Em 1993 é criada a Lei Orgânica da Assistência Social (LOAS) que define que a
assistência social é direito do cidadão e dever do Estado, sendo uma política de
seguridade social não contributiva e compreende um conjunto integrado de ações de
iniciativa pública e da sociedade. Em 2004 é aprovada a Política Nacional de
Assistência Social (PNAS), concebida com base na LOAS, sendo fruto de reuniões e
proposições dos conselhos e conferências de assistência social, de discussões coletivas e
de movimentos sociais que vieram se travando ao longo do tempo, resultando na
construção desta nova política.
Dentro desse contexto de aprovação da PNAS, foram criados equipamentos
denominados de Centros de Referência de Assistência Social (CRAS) que são unidades
públicas implantadas em territórios com altos índices de vulnerabilidade e risco social e
que têm por objetivo efetivar a política nacional de assistência social por meio de
serviços e programas de proteção básica às famílias e à comunidade. Para isso,
trabalham com dois eixos estruturantes: a matricialidade sociofamiliar e a
territorialização. Isto é, com ações e serviços centrados na família, vista como núcleo
social fundamental, e na singularidade de cada território, compreendido como fator
determinante para o entendimento das situações de vulnerabilidade e riscos sociais,
assim como para seu enfrentamento.
Atualmente, o município de Ourinhos, que tem cerca de 100 mil habitantes,
conta com quatro CRAS, todos localizados nas regiões mais vulneráveis da cidade e
com uma equipe composta por assistentes sociais, psicólogos, pedagogos, estagiários e
apoio administrativo, que busca através de um viés interdisciplinar construir
coletivamente planos de trabalho com as famílias usuárias do serviço, inclusive as que
pertencem ao Programa de Atenção Integral à Família (PAIF), programa
necessariamente ofertado pelas unidades. O trabalho social essencial ao PAIF se
distribui em acolhida, estudo social, visita domiciliar, orientação e encaminhamentos,
grupos, acompanhamento familiar, atividades comunitárias e outros, conforme demanda
específica.
O trabalho multidisciplinar tem um papel de destaque no CRAS, uma vez que,
possibilita a troca de informações e experiências entre os profissionais das diversas
áreas, contribuindo para um trabalho mais amplo com as famílias, que compreenda seus
novos arranjos, os processos de subjetivação histórico-sociais e as práticas existentes na
tessitura territorial. São as diferenças de especialização que permitem atribuir unidade à
equipe, enriquecendo-a e, ao mesmo tempo, preservando diferenças.

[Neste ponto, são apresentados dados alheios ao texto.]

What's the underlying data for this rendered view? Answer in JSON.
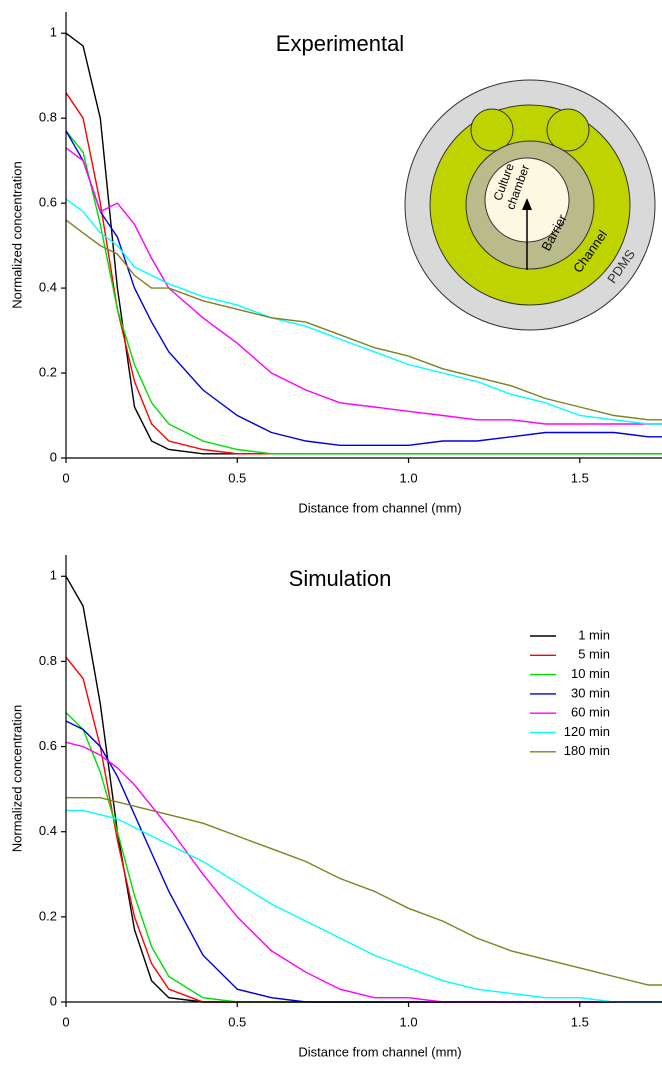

O assistente social nesse âmbito, tem sua ação voltada para um trabalho que visa
promover o acesso a informações inerentes ao exercício pleno da cidadania e para isso
efetua ações pontuais como: concessão de benefícios, orientações sobre direitos,
serviços e encaminhamentos para a rede e outros recursos da comunidade, como
também realiza ações de acompanhamento através de visitas domiciliares e
atendimentos individuais de escuta e acolhida, prática que vão ao encontro do novo
paradigma da Assistência Social. Também é responsável, juntamente com outros
profissionais como psicólogos e/ou pedagogos, pela execução dos grupos,
principalmente os de caráter socioeducativo, o qual falaremos mais detalhadamente
sobre suas características no decorrer do trabalho.
A prática do psicólogo no CRAS embora esteja fundamentada pelo Conselho
Federal de Psicologia, pelo Centro de Referência Técnica em Psicologia e Políticas
Públicas (CREPOP) e Orientações Técnicas para o CRAS do MDS, encontra-se em
processo de construção. A psicologia ainda é compreendida, por diversos setores e pela
sociedade, sob uma perspectiva clínica de natureza psicoterapêutica. É necessário
entender o significado social da psicologia e romper com o privativo da clínica, sendo
este um dos desafios da prática profissional na área da assistência social e demais
políticas públicas.
A atuação social do psicólogo deve, sobretudo considerar o usuário como um
cidadão desprovido de seus direitos básicos, excluído da sociedade devido sua condição
econômica, exposto diariamente a riscos sociais como a violência e o tráfico de drogas,
e o reflexo de todo este contexto em sua subjetividade, na construção de sua
personalidade, em sua constituição familiar e na sua ação enquanto sujeito/cidadão. O
psicólogo do CRAS atende, portanto, não só individualmente aos sujeitos em suas
particularidades, mas sim e, sobretudo o coletivo, posto que as condições sociais a que
os usuários estão expostos limita e dificulta seu desenvolvimento pessoal e submete-os
a um quadro de alienação que deve ser superado.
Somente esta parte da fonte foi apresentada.